I've finally gotten around to writing some developer documentation about memory management. Since nearly all of the memory leaks I have ever had to fix were related to refcounting in some way, I decided to start with an article about refcounting.
The latest version of this article is available in SVN as doc/refcounting.txt. Please let me know if anything is unclear or incomplete.
Hwæt!
---
INTRODUCTION
Many objects in Inkscape have lifecycles which are managed by "reference counting". Each such object has a counter associated with it, which is supposed to reflect the number of outstanding references to it. When that counter falls to zero, the object can be freed.
This releases the programmer from worrying about having freed an object while somebody else is still using it (or someone else freeing while you're using it!). Simply "ref" the object (increment the counter) to stake your claim, and then "unref" it (decrement the counter) when you don't need it anymore. The ultimate decision to free the object is made safely behind the scenes.
You should "ref" an object whenever you plan to hold onto it while transferring control to another part of the code (which might otherwise end up freeing the object out from under you).
REFCOUNTING FUNCTIONS
Ref and unref functions are provided to manipulate object counter (and make the final decision to free the object for you), but their names will vary depending on the type of object.
Examples include g_object_ref()/g_object_unref() (for most GObject-based types), sp_object_ref()/sp_object_unref() (for SPObject-derived classes), and GC::anchor()/GC::release (for garbage-collector managed objects deriving from GC::Anchored -- more on that later).
[ note: for code underneath the Inkscape namespace, you need only write GC::anchor(), but in other code you will need to write Inkscape::GC::anchor(), or import the GC namespace to your .cpp file with:
namespace GC = Inkscape::GC;
Consider this encouragement to start writing new code in the Inkscape namespace. ]
REFCOUNTING POLICY
Refcounted objects start with a reference count of one when they are created. This means that you do not need to manually ref one that you've just created. However, you will still be responsible for unreffing it when you're done with it.

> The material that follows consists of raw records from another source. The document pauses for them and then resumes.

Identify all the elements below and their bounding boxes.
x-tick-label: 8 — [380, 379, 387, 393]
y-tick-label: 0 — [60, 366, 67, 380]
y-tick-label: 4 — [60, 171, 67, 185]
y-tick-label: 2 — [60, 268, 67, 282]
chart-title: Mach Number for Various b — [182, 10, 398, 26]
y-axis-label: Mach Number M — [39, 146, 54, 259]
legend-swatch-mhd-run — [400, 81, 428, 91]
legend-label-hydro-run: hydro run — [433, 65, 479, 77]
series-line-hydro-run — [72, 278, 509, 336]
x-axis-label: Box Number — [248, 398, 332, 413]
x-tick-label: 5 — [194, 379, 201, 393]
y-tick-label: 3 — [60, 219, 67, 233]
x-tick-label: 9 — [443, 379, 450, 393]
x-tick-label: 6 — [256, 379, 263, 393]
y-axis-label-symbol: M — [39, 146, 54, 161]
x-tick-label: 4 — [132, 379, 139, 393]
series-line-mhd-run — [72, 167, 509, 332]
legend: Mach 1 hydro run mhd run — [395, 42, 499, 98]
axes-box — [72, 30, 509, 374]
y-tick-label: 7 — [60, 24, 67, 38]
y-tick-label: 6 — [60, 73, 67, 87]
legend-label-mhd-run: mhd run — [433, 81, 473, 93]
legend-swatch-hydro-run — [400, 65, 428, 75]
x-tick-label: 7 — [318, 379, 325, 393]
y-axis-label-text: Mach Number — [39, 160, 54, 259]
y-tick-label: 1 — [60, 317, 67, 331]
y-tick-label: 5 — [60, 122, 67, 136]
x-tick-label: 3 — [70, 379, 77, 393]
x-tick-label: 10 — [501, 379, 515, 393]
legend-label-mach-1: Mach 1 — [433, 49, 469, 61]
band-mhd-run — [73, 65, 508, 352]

This means that during the lifetime of an object, there should be N refs and N+1 unrefs on it. If these become unbalanced, then you are likely to experience either transient crashing bugs (the object gets freed while someone is still using it) or memory leaks (the object never gets freed).
As a rule, an object should be unreffed by the same class or compilation unit that reffed it. Reffing or unreffing an object on someone else's behalf is usually a recipe for confusion (and defeats the point of refcounting, really). If you pass someone a pointer, they should be the ones responsible for reffing it if they need to hold onto it. Similarly, you shouldn't try to make the decision to unref it for them.
When you've unreffed the last ref you know about, you should generally assume that the object is now gone.
CIRCULAR REFERENCES
One disadvantage of reference counting is that a naive application of it breaks down in the presence of objects that reference each other. Common examples are elements in a doubly-linked list with "prev" and "next" pointers, and nodes in a tree, where a parent keeps a list of children, and children keep a pointer to their parent. If both cases, if there is a "ref" in both directions, neither parent nor children can ever get freed.
Because of this, circular data structures should be avoided when possible. When they are necessary, try only "reffing" in one direction (e.g. parent -> child) but not the other (e.g. child -> parent).
This can sometimes be trickier than it sounds -- circular references don't have to be direct to cause problems. A simple example of an indirect circular reference would be a circular singly-linked list, where the "last" element in the list points back to the "first". In that case, unidirectional reffing isn't sufficient; you'd have no choice but to delegate ref handling to some object which encapsuled the circular list, reffing and unreffing entries as it added and removed them.
ANCHORED OBJECTS
The garbage collector cannot know about references from some types of objects:
* Gtk/gtkmm widgets
* SPObjects
* other GObject-derived types
* Glib data structures
* STL data structures that don't use GC::Alloc
To accomodate this, I've provided the GC::Anchored class from which garbage-collector managed classes can be derived if they need to be referenced from such places. As noted earlier, ref and unref functions are GC::anchor() and GC::release(), respectively.
For most refcounted objects, a nonzero refcount means "this object is in use", and a zero refcount means "this object is no longer in use, you can free it now". For GC::Anchored objects, refcounting is merely an override to the normal operation of the garbage collector, so the rules are relaxed somewhat: a nonzero refcount merely means "the object is in use in places that the garbage collector can't see", and a zero refcount asserts that "the garbage collector can now see every use that matters".
While GC::Anchored objects start with an initial refcount of one like any other refcounted type, in most cases it's safe (and convenient) to GC::release the object immediately upon creating it. This is because the garbage collector can see references to the object from parameters or local variables. Trust the collector.
One final note: when code is converted from pure refcounting to garbage collection with GC::Anchored, refs and unrefs between GC::Anchored objects should be removed. Refs are no longer necessary, and when circular references are present, reffing will lead to memory leaks.
Normally (unlike pure refcounting) the collector has no problem with freeing circular references, but GC::anchor()ing a reference the collector can already see overrides the collector's judgement.